The Model 7700 has a 4-20mA output which can be used to directly control a waste pump or valve. A programmable PI control algorithm in the controller regulates waste flow to the target value using the waste flow meter as feedback. Alternatively, a 4-20mA output indicating target flow can be sent to a separate controller, should the user prefer to use external valve or pump speed control hardware. A relay output can be used to start and stop a waste pump, while another relay is wired to an alarm panel to alert the operator of unplanned events.
Royce is the first manufacturer to integrate a group of online analytical instruments from a single source to produce a specialised control system which addresses a specific STW process. The controller’s algorithms are designed to perform continuous automatic solids control within the aeration train, keeping the biomass healthy, the system also provides real-time online control of sludge wasting from the final clarifier.
The primary goal of the system, and main process benefit, is plant stability and biomass health. A healthy biomass, means an efficient treatment process and more cost-effective plant operation. The following operational savings have been achieved;
- reduced clean-up costs after plant upsets,
- reduced chemical usage for Nocardia control,
- reduced chlorine usage due to better overall treatment,
- reduced solids treatment for final wasting.

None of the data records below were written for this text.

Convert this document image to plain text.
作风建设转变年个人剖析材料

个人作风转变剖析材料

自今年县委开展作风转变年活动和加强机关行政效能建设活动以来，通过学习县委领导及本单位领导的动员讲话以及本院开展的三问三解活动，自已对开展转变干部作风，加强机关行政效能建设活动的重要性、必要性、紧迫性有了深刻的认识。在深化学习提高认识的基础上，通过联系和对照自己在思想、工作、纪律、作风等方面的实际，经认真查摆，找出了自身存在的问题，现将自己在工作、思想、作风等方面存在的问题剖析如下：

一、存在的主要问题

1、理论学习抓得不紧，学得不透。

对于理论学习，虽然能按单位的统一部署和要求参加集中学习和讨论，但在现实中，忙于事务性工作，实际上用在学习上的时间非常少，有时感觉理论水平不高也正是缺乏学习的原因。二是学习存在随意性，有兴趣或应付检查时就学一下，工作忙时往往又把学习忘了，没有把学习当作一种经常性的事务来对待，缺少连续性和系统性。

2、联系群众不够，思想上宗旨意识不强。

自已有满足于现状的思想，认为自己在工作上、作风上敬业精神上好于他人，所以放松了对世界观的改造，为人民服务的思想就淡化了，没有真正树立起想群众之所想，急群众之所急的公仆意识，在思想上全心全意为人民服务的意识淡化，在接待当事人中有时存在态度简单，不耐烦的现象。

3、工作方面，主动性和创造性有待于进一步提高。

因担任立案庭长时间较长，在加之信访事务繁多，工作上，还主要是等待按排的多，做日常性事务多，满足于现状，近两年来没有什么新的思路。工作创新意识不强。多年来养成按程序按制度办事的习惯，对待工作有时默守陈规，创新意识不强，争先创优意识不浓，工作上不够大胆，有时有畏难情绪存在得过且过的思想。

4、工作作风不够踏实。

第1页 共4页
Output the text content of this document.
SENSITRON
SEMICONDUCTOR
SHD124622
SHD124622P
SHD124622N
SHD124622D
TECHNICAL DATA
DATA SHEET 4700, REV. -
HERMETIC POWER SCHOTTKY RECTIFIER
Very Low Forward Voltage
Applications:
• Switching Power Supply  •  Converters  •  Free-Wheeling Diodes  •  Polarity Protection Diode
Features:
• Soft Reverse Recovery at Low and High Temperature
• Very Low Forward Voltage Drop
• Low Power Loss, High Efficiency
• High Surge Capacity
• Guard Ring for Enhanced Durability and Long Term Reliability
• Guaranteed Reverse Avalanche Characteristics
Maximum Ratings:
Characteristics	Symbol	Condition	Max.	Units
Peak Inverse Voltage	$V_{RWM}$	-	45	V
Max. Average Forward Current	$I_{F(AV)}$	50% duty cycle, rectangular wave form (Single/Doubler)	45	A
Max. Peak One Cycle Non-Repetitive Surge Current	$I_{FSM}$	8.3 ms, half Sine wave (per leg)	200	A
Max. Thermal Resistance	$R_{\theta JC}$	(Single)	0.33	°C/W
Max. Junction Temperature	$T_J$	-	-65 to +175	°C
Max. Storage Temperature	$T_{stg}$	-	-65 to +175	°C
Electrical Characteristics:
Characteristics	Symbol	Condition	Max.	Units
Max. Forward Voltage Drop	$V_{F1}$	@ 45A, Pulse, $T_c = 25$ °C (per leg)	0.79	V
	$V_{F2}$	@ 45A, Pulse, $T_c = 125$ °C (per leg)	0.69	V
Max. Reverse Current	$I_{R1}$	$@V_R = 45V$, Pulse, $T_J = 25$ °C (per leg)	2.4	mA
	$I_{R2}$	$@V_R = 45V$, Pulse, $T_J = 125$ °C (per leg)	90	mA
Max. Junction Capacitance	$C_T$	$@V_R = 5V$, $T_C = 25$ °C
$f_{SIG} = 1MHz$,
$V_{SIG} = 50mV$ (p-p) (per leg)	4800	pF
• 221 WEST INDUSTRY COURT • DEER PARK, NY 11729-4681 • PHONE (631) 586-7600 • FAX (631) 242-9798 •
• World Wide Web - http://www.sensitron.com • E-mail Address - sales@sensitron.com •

Because these costs vary between individual STWs, this article does not look at them in great detail. However, the most readily appreciated financial benefit of the system, reduction in the operator time and laboratory analysis costs required to control the sludge ageing process, are common to all STWs. The box adjacent shows how Royce believes these savings are achieved.
Testing has shown reliable automatic SRT control can reduce laboratory
analysis costs by at least 75%. The following formula can be used to determine
laboratory cost savings when using the system;
(Samples/year) x 0.75 x 1.0 (hours/sample) x £20/hour = total
reduction in sampling cost.
System cost/total sampling cost = time taken to recover cost of SRT system.
This example is for a plant using maximum manual control. Proper manual
control requires a minimum of six samples per day for both MLSS and RAS
suspended solids, the example assumes only five days of laboratory analysis
per week. A typical SRT system costs £25,000, analysis time was
assumed to be 1 hour – time/sample – when completing several analyses,
the average hourly costs of using laboratory staff was estimated to be
12 samples x 261 days = 3,132 samples/year x 0.75 (reduction factor)
x 1.0 (hour/sample) x £20/hour labour cost = £46,980 per year.
£20/hour labour cost = £46,980 per year.
£25,000/£46,980 = 0.53 years to recover cost of the SRT system.